In order to support the job creation goals contained in the Strategy for the International Financial Services Industry in Ireland 2011-2016, the Finance Bill contains 13 sections and 21 individual measures to enhance the competitiveness of that industry. Given resource constraints and ever-present reputation concerns, we have had to be creative. The measures focus on:
- · reducing double taxation,
- · simplifying the tax treatment of complex financial transactions and
- · easing the administrative burden for business
We hope that these measures will be hugely beneficial in terms of demonstrating the commitment of the Government to supporting industry and making it even easier to do business in Ireland.
In addition the Finance Bill widens the scope of Revenue Job Assist to allow those that are unemployed for longer than 12 months, who sign for PRSI credits but are not entitled to a payment from the Department of Social Protection to also qualify for the scheme.
It is heartening to hear that all of the leading professional services firms are recruiting heavily from third level colleges and universities and that major Irish companies and multinationals are recruiting qualified tax consultants.

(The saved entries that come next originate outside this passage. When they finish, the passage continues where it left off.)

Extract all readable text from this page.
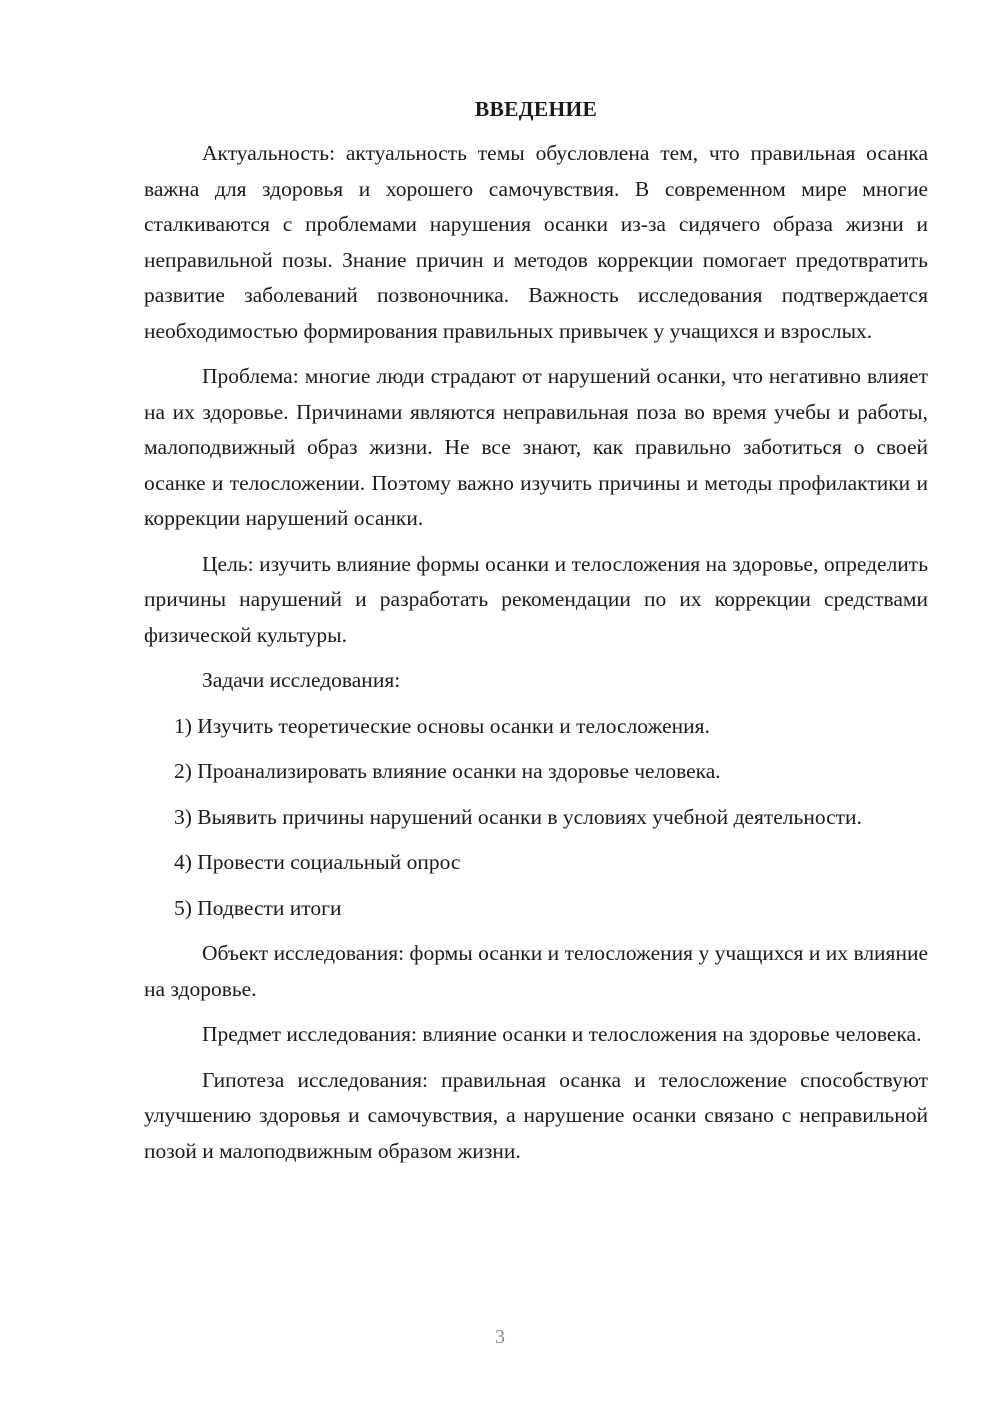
ВВЕДЕНИЕ

Актуальность: актуальность темы обусловлена тем, что правильная осанка важна для здоровья и хорошего самочувствия. В современном мире многие сталкиваются с проблемами нарушения осанки из-за сидячего образа жизни и неправильной позы. Знание причин и методов коррекции помогает предотвратить развитие заболеваний позвоночника. Важность исследования подтверждается необходимостью формирования правильных привычек у учащихся и взрослых.

Проблема: многие люди страдают от нарушений осанки, что негативно влияет на их здоровье. Причинами являются неправильная поза во время учебы и работы, малоподвижный образ жизни. Не все знают, как правильно заботиться о своей осанке и телосложении. Поэтому важно изучить причины и методы профилактики и коррекции нарушений осанки.

Цель: изучить влияние формы осанки и телосложения на здоровье, определить причины нарушений и разработать рекомендации по их коррекции средствами физической культуры.

Задачи исследования:

1) Изучить теоретические основы осанки и телосложения.

2) Проанализировать влияние осанки на здоровье человека.

3) Выявить причины нарушений осанки в условиях учебной деятельности.

4) Провести социальный опрос

5) Подвести итоги

Объект исследования: формы осанки и телосложения у учащихся и их влияние на здоровье.

Предмет исследования: влияние осанки и телосложения на здоровье человека.

Гипотеза исследования: правильная осанка и телосложение способствуют улучшению здоровья и самочувствия, а нарушение осанки связано с неправильной позой и малоподвижным образом жизни.

3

The Institute is to be commended on its commitment to the high quality of education that it provides to its students and indeed the ongoing professional development it provides to members. In that regard, I am delighted to hear the announcement of the new Chartered Tax Adviser global status for over 4,000 AITIs. I understand that the brand is the gold standard in tax internationally and is a significant step for the tax profession in Ireland given the growing global environment in which we work and do business.
Tax policy remains an important tool of enterprise policy – not only for attracting FDI but also in encouraging Irish job creators and entrepreneurs. Tax professionals have a key role to play in informing policy-making as they have valuable insight into the impact of the tax system on both enterprise and citizens.
I understand that the Department of Finance has developed, in partnership with the Irish Tax Institute, a new Certificate in Tax Policy and Practice which was launched in May this year. This represents a major new initiative in tax education in Ireland.
This collaboration is unique in drawing on the knowledge of both the Department of Finance team and experienced practitioner members of the Institute. Designed specifically for participants from the Department, this certificate supports an in-depth knowledge of policy formulation, choices and implementation decisions and could be a good model for other educational collaborations.
As Minister for the new Department of Public Expenditure and Reform one of my jobs is to convince citizens and businesses that tax is an investment in the future of the State rather than a penalty or something to avoid. We have set out an ambitious and far reaching programme of reform which I am determined to see through. For all its faults our public service is now dealing with a significant increase in activity against the backdrop of reduced remuneration and falling numbers. A private sector CEO would, I suspect, be quietly proud of such an achievement.
Perhaps we might even get to a point where the social democratic trade off between taxation and services that exists in the north of Europe might permeate the Irish consciousness. As a social democrat, I am entitled to dream.
Finally, I would like to thank Bernard Doherty – the new President of the Institute – for inviting me here today and I wish you all every success in the future.